Special Seminar on Deciphering the universal code that controls decoding of the genome by RNA polymerase II



22 - January -2019    Duration: 16:30 PM To 17:30 PM

Venue: Seminar Hall

Speaker: Professor Aseem Z. Ansari

Title: Deciphering the universal code that controls decoding of the genome by RNA polymerase II

About Speaker: Professor Aseem Z. Ansari, is Co-Founder Director of  Khorana and Bose Programs & Prof. of Chemical genomics and Synthetic Biology, Department of Biochemistry and Genome center, University of Wisconsin-Madison, USA. He received his B.Sc. from St. Xavier’s in Bombay and his Ph.D. from Northwestern University in Chicago (1994). Prof. Aseem was a Helen Hay Whitney Fellow and a Resident Advisor at Harvard University (1994-1997) and a visiting scholar at the Massachusetts Institute of Technology (MIT) (1998) and the Cornell Medical School/Memorial Sloan Kettering Cancer Center (1998-2002). Since 2002, in the Genome Center of Wisconsin, the Ansari group has pioneered the creation of synthetic gene switches to control human stem cell fate. Recently, by integrating chemistry, genomics, molecular medicine and bioinformatics, the Ansari group has created a designer gene switch that can find and fix a gene that causes an incurable neuronal disease (Friedreich’s ataxia). The design strategy permits the precision-targeting of other genes whose malfunction causes a wide array of diseases. This work provides a new path to precision and personalized medicine.
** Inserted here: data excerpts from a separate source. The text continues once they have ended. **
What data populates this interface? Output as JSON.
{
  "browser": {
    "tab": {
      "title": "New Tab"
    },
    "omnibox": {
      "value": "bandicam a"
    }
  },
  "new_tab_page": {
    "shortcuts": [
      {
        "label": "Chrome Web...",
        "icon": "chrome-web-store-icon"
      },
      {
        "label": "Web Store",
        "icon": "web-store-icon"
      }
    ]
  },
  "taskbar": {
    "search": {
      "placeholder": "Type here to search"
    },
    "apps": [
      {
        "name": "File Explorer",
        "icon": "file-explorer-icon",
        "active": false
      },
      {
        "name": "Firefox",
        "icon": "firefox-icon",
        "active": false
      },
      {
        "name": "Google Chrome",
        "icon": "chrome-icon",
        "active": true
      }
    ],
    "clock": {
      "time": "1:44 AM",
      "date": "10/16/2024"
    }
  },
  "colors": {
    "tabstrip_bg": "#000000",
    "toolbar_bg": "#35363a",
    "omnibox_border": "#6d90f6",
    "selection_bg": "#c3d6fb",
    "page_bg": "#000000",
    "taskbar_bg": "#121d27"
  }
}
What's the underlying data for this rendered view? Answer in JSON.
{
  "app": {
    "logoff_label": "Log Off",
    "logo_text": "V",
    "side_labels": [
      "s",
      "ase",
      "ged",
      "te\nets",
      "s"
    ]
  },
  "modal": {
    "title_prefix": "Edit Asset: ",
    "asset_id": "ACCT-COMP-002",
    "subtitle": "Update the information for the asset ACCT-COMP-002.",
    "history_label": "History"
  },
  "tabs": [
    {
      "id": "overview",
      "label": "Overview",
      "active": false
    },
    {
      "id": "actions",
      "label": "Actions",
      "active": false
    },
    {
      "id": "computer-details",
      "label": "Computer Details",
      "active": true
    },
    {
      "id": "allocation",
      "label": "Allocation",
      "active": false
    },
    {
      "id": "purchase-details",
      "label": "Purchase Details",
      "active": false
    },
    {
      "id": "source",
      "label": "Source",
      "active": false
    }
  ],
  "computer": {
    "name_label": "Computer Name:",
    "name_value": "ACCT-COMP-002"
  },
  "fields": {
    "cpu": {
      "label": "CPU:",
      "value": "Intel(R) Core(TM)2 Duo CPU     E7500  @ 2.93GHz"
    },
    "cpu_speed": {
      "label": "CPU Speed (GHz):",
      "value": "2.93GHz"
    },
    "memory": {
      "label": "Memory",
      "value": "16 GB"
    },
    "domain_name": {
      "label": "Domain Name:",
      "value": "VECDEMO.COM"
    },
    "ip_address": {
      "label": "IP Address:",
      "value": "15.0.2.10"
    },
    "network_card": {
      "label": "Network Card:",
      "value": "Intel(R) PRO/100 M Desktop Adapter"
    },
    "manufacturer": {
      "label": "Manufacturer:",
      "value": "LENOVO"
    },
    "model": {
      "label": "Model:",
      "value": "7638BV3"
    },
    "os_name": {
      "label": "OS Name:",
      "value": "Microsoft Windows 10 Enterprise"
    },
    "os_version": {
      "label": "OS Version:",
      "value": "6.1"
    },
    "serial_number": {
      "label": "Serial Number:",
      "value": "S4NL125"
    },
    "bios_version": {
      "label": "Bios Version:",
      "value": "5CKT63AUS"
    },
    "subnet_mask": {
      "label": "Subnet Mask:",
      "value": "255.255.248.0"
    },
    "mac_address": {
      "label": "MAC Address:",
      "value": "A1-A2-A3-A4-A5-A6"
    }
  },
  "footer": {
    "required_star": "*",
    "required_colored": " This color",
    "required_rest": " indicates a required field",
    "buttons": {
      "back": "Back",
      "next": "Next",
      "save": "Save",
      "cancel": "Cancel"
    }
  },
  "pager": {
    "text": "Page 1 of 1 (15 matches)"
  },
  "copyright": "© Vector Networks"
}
Inspired by works of Prof. HarGobind Khorana, in 2008 Dr. Ansari established the Khorana Scholars Program to provide talented Indian students an exposure to the research culture of the U.S.. To extend the opportunity to scholars in non-biological sciences, he then founded the S.N. Bose Scholars Program in 2013.  These prestigious Indo-U.S. scholar exchange programs identify and place India’s top 100 STEM students in the leading U.S. institutions. The funding for both Khorana and Bose programs is provided by the Government of India. This Ministry of Science and Technology funding also includes fellowships for U.S. STEM students who are interested in research internships in India. Since their inception, the programs have placed over a 1000 students in the leading U.S. universities including, Harvard, Stanford, MIT, and Princeton.
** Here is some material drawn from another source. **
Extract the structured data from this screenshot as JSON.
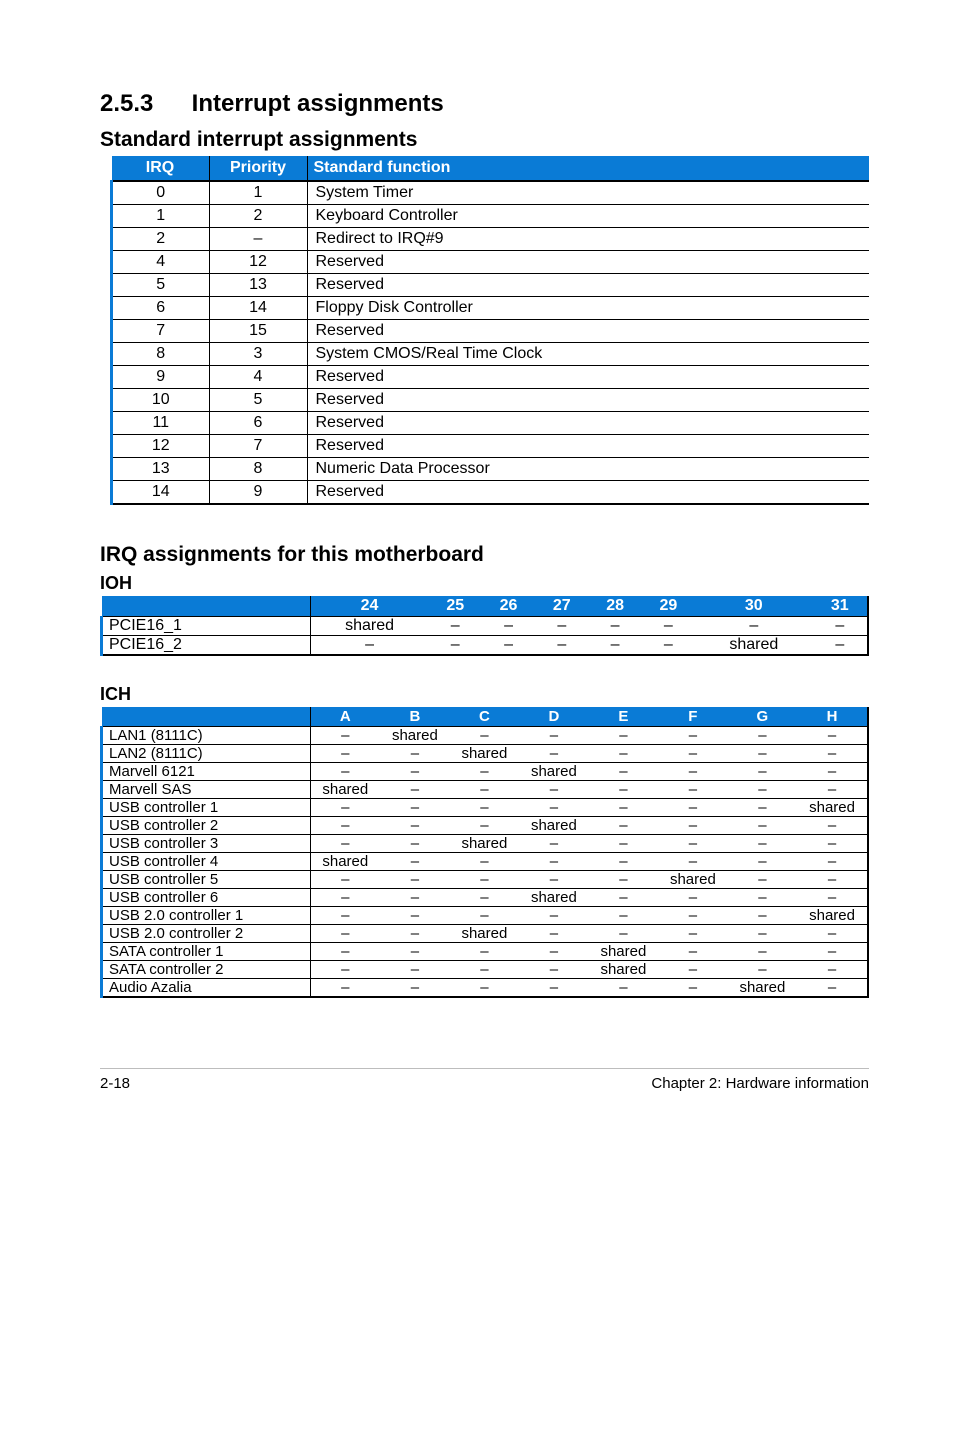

Abstract of the talk: Drugs that target the general transcriptional machinery are an exciting, promising line of therapeutics. The association between the cancer cell and subverted translation in promoting pathology is also becoming increasingly apparent. I will present "translation attenuation" as another potential mode of action by which transcriptional inhibitors can selectively kill tumor cells and leave healthy cells relatively unharmed. This will be a new mode of targeting particularly aggressive cancers.